After viewing the 'source' and 'destination' dataframe, we can see that their is a path between Sustainability and Ethical consumerism. Also there is a path form Ethical consumerism to Amazon. Now we will evaluate if similar path exists in other languages as well

Now we use the langlinks API to get the titles of these articles in other languages. We select the language where both the articles are present. From the response above we select 'lang:'it' ( Italian) and 'lang:'ru' ( Russian) . Now we will check if a similar path exists in the Italian and Russian clickstream dataset.

Just like English clickstream, in Italian clickstream people clicked on 'Consumo critico'(Ethical consumerism) from 'Sostenibilità'(Sustainability) but there is no similar path between the popular article to Amazon.
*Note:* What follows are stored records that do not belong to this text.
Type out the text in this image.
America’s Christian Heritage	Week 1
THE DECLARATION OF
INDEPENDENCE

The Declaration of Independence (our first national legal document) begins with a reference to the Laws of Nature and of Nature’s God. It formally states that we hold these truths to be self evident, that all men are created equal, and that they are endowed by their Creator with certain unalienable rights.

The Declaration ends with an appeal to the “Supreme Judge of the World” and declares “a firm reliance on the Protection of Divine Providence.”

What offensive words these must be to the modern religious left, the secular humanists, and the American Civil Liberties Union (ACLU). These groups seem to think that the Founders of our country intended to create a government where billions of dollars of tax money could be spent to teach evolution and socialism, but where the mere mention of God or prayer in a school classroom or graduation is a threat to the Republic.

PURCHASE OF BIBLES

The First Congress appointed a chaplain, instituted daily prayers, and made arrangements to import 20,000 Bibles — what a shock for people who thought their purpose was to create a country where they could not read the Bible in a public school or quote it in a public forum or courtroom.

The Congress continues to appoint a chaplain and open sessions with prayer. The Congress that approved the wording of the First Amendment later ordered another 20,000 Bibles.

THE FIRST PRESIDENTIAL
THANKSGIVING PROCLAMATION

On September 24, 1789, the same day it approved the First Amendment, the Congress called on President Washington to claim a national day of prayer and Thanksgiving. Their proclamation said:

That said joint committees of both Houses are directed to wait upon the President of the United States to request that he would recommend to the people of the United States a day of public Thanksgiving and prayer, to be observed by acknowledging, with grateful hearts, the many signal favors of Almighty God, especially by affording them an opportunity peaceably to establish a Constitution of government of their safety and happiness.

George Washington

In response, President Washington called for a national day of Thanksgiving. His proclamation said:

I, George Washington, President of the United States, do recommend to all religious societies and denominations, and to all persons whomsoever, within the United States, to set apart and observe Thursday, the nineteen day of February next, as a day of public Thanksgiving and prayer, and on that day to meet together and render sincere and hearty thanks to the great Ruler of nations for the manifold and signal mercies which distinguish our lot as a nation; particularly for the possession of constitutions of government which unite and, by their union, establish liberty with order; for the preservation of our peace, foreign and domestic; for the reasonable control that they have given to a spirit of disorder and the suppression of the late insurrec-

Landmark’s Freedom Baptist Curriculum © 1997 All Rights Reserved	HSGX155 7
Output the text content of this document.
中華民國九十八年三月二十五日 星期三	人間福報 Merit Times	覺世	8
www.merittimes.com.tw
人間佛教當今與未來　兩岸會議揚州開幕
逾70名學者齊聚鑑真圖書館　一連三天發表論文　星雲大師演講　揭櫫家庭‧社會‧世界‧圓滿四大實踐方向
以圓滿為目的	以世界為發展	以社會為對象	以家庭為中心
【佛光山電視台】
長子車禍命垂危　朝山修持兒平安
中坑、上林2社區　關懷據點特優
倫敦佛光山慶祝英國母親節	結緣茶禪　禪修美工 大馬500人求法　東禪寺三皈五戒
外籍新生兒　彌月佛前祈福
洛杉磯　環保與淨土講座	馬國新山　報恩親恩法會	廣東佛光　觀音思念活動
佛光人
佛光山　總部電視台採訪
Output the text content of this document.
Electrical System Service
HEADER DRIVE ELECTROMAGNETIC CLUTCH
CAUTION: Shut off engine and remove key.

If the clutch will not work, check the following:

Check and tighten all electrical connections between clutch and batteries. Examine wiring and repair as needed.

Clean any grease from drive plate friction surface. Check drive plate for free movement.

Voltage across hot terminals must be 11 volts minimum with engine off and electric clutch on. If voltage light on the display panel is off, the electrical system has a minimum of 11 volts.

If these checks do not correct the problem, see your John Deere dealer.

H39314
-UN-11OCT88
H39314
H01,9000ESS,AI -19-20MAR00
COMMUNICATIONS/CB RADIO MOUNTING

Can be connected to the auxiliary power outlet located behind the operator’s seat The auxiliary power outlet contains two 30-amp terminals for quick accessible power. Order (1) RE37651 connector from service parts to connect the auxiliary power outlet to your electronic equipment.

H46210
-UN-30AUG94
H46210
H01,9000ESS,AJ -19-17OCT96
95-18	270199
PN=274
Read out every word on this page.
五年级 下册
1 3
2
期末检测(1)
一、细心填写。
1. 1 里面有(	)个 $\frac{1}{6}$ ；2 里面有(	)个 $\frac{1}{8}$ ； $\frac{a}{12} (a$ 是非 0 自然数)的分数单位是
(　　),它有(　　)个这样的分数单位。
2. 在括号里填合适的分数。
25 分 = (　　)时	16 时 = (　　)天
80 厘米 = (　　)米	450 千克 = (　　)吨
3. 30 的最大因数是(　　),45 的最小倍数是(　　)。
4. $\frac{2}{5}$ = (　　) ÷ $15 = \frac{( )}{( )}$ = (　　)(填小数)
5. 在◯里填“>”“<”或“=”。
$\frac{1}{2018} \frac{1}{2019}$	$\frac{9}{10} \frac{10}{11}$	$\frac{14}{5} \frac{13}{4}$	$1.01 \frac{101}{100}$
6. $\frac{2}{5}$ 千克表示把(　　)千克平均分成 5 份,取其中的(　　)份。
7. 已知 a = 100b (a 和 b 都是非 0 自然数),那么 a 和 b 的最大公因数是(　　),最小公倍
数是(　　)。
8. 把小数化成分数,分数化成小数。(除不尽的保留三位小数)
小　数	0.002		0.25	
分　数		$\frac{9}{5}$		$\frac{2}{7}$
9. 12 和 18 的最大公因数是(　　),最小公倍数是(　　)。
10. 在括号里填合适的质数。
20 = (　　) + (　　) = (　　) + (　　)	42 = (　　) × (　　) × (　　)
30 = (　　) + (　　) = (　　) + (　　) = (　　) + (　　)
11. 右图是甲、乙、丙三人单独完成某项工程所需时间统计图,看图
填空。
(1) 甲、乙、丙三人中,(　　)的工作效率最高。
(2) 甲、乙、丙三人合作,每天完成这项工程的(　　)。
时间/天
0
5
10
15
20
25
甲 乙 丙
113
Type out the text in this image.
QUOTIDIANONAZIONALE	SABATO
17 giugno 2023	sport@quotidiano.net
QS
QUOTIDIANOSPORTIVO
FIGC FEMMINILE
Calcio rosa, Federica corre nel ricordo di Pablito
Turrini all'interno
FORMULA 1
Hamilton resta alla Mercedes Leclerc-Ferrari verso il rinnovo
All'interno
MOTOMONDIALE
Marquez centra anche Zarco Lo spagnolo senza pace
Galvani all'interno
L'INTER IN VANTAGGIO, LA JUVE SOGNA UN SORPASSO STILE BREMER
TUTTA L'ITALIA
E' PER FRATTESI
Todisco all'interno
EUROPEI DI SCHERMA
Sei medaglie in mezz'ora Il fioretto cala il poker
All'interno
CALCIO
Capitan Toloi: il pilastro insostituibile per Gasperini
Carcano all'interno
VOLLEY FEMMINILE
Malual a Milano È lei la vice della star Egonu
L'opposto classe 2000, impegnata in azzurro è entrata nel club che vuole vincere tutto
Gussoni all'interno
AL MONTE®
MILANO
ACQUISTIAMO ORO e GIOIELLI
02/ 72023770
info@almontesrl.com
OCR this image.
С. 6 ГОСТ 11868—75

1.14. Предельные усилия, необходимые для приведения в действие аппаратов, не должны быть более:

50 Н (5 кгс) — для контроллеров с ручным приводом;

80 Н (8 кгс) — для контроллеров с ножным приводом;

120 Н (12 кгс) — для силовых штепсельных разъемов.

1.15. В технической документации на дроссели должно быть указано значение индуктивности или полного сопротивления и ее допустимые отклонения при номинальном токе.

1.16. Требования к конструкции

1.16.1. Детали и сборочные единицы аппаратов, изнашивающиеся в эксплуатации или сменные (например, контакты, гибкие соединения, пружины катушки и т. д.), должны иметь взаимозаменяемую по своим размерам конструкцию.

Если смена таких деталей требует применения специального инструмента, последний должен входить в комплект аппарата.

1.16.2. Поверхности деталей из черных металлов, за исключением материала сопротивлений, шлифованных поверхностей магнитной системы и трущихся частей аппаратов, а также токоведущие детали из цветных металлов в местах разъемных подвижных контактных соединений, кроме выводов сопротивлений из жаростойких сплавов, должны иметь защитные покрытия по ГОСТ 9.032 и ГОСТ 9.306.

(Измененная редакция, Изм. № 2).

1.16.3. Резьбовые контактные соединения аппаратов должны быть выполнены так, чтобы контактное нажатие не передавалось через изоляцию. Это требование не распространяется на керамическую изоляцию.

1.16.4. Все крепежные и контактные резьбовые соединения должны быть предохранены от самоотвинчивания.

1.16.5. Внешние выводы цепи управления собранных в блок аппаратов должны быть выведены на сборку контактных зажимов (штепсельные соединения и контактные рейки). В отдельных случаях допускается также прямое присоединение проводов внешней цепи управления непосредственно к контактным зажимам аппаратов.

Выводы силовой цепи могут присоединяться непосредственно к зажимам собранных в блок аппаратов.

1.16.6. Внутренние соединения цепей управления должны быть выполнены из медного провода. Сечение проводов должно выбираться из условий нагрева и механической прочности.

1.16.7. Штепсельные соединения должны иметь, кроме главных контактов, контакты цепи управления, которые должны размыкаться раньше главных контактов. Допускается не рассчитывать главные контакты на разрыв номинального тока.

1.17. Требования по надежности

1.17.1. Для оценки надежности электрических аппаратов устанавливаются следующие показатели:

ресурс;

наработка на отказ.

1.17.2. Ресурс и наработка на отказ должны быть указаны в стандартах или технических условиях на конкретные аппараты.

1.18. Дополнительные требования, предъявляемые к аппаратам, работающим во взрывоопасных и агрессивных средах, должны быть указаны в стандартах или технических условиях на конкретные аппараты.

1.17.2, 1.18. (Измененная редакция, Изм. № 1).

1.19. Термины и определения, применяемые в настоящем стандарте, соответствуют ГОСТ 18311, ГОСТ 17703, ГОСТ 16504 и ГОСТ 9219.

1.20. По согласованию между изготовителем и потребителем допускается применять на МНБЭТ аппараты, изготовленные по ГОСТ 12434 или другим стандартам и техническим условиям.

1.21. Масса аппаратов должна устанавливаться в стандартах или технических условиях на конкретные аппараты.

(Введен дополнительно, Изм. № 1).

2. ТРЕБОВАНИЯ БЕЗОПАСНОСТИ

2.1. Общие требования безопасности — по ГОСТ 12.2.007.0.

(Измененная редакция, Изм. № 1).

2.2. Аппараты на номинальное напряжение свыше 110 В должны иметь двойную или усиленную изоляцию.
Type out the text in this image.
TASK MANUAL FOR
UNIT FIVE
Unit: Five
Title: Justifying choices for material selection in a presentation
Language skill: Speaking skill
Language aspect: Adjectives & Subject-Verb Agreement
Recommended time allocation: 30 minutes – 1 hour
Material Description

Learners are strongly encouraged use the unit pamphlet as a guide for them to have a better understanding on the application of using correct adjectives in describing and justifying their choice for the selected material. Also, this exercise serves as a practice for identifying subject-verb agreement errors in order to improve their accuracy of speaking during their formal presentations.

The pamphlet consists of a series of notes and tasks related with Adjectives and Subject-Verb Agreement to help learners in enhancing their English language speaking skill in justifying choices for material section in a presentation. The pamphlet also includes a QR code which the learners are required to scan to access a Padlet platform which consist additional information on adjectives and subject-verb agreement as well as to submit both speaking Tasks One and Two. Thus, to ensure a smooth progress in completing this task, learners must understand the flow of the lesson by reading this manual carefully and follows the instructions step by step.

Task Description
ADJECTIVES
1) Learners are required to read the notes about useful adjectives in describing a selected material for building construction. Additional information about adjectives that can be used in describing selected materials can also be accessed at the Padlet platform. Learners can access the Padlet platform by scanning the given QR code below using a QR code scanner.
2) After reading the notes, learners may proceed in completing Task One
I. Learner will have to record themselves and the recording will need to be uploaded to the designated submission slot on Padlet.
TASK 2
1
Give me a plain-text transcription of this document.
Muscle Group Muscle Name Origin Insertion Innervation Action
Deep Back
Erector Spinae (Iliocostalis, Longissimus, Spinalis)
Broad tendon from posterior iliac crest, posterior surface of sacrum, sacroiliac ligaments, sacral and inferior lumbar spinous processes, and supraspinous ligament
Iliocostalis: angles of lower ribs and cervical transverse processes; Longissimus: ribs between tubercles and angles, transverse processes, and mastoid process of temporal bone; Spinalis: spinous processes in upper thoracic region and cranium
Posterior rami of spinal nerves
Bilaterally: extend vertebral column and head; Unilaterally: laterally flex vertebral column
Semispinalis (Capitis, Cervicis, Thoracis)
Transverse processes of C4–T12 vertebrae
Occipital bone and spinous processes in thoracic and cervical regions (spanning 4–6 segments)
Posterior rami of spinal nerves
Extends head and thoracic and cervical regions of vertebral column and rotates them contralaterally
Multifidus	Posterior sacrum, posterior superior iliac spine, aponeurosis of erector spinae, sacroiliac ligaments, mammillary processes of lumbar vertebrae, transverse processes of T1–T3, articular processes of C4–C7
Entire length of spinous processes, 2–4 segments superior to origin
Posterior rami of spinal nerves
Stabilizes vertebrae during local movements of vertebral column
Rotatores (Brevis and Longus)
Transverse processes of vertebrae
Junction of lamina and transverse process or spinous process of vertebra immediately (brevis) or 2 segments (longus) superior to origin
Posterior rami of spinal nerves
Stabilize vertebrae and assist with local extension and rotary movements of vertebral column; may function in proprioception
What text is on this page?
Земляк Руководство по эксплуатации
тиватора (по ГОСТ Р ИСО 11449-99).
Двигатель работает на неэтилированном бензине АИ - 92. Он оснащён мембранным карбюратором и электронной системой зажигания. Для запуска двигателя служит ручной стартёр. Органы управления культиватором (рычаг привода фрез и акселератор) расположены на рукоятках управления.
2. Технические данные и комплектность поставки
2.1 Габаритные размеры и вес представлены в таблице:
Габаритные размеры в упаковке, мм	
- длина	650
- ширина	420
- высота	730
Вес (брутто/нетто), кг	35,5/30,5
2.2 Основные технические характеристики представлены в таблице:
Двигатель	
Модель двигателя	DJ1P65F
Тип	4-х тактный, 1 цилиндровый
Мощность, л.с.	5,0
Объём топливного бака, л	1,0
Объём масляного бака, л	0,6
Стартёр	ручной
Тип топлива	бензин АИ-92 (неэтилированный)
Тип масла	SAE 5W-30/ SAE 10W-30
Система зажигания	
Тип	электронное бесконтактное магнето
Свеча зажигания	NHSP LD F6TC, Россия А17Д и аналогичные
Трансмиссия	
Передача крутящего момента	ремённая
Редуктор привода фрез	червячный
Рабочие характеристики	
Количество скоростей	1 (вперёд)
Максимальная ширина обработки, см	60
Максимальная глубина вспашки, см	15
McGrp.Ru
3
Similar path is not available in Russian clickstream data and so it can be concluded that reader behavior is different in English wikipedia and Russian wikipedia. However the behavior is slightly similar between English wikipedia and Italian wikipedia

Future Analyses

TODO: Describe what additional patterns you might want to explore in the data (and why). You don't know have to know how to do the analyses.

We can compare the pageview of the same articles in different languages to see if an article has gained similar popularity in different languages. If an article has a very high pageview in English and French that would mean this article is popular among both English speakers and French speakers.

Also, the growth of page views of clickstream data in different months can be explored. If an article has a steady growth of pageview that would mean this is a very helpful article and many people often need to access this information. If an article has a very high pageview in the earlier month after publishing but then the growth stagnates, that would mean this article was very trendy in that particular time but then it lost its relevance to people's lives.